10 December 2015
Karus Therapeutics Announces Strategic Collaboration with The University of Texas MD Anderson Cancer Center
Oxford, UK, 10 December 2015 – Karus Therapeutics (‘Karus’), a leader in the development of innovative medicines with breakthrough potential in the treatment of hematological cancers and solid tumor immunotherapy, today announced that it has entered into a strategic pre-clinical and clinical collaboration with The University of Texas MD Anderson Cancer Center. The collaboration will include both of Karus’s lead cancer candidates, KA2237 and KA2507.
Under the agreement, MD Anderson the world’s leading cancer research and care center, will work collaboratively on a number of preclinical studies with a focus on identifying optimal drug combinations and the appropriate patient populations for further clinical development.
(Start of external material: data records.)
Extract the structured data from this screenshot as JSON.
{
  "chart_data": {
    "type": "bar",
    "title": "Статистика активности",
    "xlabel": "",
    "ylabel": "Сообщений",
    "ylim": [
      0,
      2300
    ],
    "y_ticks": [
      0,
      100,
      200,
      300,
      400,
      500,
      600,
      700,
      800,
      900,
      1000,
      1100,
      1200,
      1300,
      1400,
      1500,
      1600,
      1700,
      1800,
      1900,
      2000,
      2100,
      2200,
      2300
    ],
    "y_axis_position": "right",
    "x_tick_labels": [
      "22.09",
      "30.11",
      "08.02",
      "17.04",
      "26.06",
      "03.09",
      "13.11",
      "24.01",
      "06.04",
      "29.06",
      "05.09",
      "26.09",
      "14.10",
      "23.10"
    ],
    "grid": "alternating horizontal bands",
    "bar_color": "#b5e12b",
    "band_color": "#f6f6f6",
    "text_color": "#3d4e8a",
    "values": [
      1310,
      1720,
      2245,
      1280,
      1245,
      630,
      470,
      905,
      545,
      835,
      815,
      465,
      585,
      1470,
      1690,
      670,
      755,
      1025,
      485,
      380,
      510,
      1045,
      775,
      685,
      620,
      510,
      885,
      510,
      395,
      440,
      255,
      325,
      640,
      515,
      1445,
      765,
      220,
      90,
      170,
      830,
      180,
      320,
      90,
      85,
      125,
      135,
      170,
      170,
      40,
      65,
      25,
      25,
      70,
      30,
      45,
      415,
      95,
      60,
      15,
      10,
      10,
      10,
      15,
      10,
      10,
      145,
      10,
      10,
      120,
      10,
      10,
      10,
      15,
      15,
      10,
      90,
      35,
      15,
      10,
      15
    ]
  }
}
KA2237 is a dual-PI3K-p110β/δ inhibitor that exerts both a targeted anti-cancer and tumor immunotherapeutic action with broad potential to treat hematological and solid malignancies as a single-agent and in combination. The first clinical trial under the collaboration is expected to commence in H1 2016 and will establish the maximum tolerated dose (MTD) of KA2237 in lymphoma patients.
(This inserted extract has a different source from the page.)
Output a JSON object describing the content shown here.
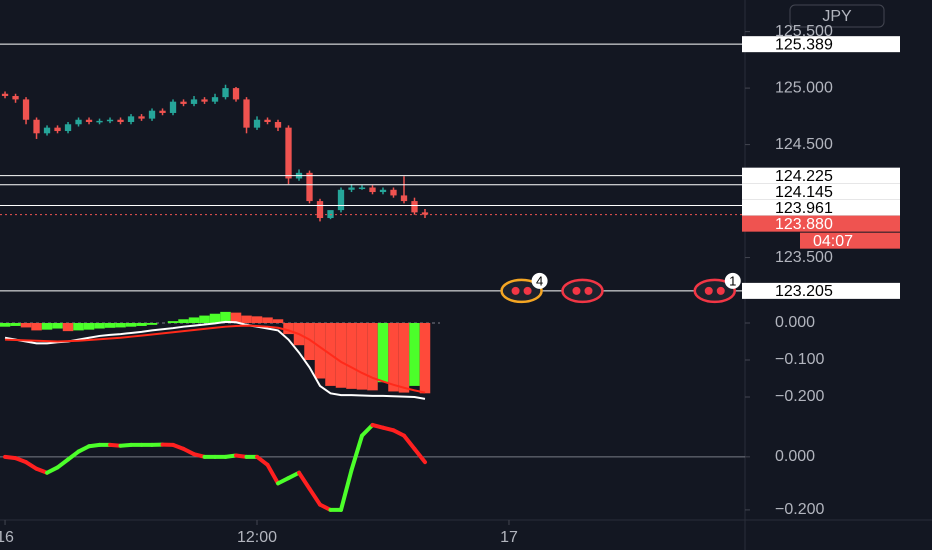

KA2507, a selective-HDAC6 inhibitor, also has both a targeted therapy and immunotherapeutic action and has potential in the treatment of multiple myeloma, B- and T-cell lymphomas and PD-L1 expressing solid tumors.
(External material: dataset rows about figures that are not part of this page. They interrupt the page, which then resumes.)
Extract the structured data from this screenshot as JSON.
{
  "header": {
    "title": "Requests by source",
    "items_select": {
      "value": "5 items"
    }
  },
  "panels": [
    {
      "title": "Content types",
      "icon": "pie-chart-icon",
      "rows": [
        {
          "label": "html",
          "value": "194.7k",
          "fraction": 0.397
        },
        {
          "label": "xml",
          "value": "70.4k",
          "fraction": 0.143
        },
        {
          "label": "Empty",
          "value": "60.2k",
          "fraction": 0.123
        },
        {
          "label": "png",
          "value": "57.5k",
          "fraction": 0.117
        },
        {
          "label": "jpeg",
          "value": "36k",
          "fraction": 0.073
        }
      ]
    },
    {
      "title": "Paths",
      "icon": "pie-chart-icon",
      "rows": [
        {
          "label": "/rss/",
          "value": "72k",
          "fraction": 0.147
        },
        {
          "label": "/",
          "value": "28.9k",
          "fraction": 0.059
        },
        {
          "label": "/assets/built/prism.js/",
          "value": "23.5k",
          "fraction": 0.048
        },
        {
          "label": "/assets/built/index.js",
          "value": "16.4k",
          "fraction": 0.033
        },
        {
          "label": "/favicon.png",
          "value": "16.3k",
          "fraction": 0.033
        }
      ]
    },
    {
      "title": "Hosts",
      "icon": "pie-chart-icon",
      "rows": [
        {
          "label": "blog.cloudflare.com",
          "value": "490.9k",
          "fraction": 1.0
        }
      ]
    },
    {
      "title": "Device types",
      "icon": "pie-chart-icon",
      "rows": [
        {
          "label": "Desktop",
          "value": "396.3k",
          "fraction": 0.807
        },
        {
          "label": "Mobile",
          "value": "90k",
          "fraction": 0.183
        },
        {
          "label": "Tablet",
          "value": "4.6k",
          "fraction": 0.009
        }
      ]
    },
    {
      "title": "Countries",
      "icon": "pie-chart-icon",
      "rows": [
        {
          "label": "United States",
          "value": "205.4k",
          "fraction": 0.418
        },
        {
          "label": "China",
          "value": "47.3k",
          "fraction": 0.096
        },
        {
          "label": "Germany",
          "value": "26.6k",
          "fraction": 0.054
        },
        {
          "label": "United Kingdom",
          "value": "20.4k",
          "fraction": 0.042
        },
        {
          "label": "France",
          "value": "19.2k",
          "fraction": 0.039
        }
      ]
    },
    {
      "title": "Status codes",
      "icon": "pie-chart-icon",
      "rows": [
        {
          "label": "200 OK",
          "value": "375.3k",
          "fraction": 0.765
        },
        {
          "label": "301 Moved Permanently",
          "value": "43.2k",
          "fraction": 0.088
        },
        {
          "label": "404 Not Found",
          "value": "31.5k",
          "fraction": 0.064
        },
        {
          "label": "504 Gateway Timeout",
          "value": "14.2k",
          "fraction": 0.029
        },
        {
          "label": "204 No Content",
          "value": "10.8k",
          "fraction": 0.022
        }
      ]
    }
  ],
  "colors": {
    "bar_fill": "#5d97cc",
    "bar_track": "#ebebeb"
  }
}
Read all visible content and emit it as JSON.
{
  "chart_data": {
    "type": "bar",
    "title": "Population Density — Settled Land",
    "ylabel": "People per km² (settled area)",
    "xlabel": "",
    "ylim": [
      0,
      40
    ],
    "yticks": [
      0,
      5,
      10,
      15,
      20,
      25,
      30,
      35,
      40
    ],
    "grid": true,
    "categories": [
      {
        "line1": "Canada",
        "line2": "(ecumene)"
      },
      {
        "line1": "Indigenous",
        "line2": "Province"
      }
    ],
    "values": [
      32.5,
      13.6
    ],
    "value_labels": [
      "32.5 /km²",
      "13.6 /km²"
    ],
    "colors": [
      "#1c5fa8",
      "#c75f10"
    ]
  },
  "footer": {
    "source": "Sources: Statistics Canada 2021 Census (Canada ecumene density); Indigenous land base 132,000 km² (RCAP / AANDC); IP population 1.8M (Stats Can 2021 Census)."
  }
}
Dr. Simon Kerry, CEO of Karus Therapeutics commented: “MD Anderson is at the forefront of research and development in innovative cancer therapies and we are delighted that their scientific and clinical teams share Karus’s enthusiasm for KA2237 and KA2507. We look forward to working with world-class scientists and clinicians to maximize the efficiency with which we can move our programs into the clinic. Furthermore, with access to a large patient population at the Center we will be able to accelerate our clinical studies, bringing us one step closer to transforming the treatment of cancers with a high unmet medical need through our proprietary, isoform-selective PI3K-p110β/δ and HDAC6 inhibitors.
“At the heart of all we do is what is best for our patients, and research such as this that combines the best of academia and private industry may very well bring new solutions to how we treat these cancers,” said Robert Orlowski, M.D., chair, ad interim of Lymphoma/Myeloma at MD Anderson.